El divorcio millonario de ‘Intolerable Cruelty’ y la comedia estructural de los hermanos Coen












Tras lanzar el ancla en los orígenes con la adaptación de la Odisea en las profundidades sureñas de Estados Unidos, los hermanos Coen extendieron su reflexión sobre la estupidez con ‘Intolerable Cruelty’ (2003), en donde condensan la deshumanización estructural producida por el capitalismo salvaje, con la sátira desenfrenada del divorcio como un negocio descomunalmente millonario. Nuevamente con George Clooney dándole cara el “nubskull” emblemático de la saga, Ethan y Joel se trasladan de las provincias farragosas de los inicios del siglo XX a los edificios, oficinas y casinos desbordantes de lujo desenfrenado, en donde se cuecen las apuestas que enfrentan a los poderes del deseo y el dinero.
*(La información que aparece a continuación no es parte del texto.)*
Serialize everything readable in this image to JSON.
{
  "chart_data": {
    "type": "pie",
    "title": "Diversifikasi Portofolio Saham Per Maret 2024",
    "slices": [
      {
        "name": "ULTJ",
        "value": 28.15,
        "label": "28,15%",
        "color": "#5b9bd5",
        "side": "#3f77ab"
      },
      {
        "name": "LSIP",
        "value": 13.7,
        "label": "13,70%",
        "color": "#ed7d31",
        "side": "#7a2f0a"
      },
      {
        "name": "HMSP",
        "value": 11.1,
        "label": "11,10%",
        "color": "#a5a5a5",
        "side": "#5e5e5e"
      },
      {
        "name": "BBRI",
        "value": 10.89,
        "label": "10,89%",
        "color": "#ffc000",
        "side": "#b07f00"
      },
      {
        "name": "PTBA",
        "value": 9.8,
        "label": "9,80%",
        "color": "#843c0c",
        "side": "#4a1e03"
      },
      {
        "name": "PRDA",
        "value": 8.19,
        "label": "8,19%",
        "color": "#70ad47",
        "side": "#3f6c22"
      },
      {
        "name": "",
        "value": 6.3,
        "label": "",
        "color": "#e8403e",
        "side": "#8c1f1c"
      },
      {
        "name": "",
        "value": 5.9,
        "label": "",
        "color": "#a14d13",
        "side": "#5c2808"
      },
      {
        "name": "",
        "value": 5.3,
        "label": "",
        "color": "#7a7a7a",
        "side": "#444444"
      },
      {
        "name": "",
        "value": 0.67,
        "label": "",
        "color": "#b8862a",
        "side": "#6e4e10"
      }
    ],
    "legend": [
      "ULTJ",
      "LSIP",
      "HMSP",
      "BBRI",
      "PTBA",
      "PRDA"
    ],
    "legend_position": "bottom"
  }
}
Los Coen tomaron el primer tratamiento de guion con idea original de Robert Ramsey y Matthew Stone para redefinirlo en una extensa comedia que reflexiona sobre el delirio sistemático y estructural de las grandes esferas. ‘Intolerable Cruelty’ cuenta la anécdota transformadora en la vida de Miles Massey (George Clooney), prestigioso abogado, de renombre en el medio por su eficiencia y falta absoluta de ética en casos de divorcios millonarios que han dejado a muchos en la calle, quien se encuentra con la horma de su zapato encarnada en Marilyn Rexroth (Catherine Zeta-Jones), una hermosísima esposa profesional en la tarea de conseguir fortunas millonarias coleccionando maridos.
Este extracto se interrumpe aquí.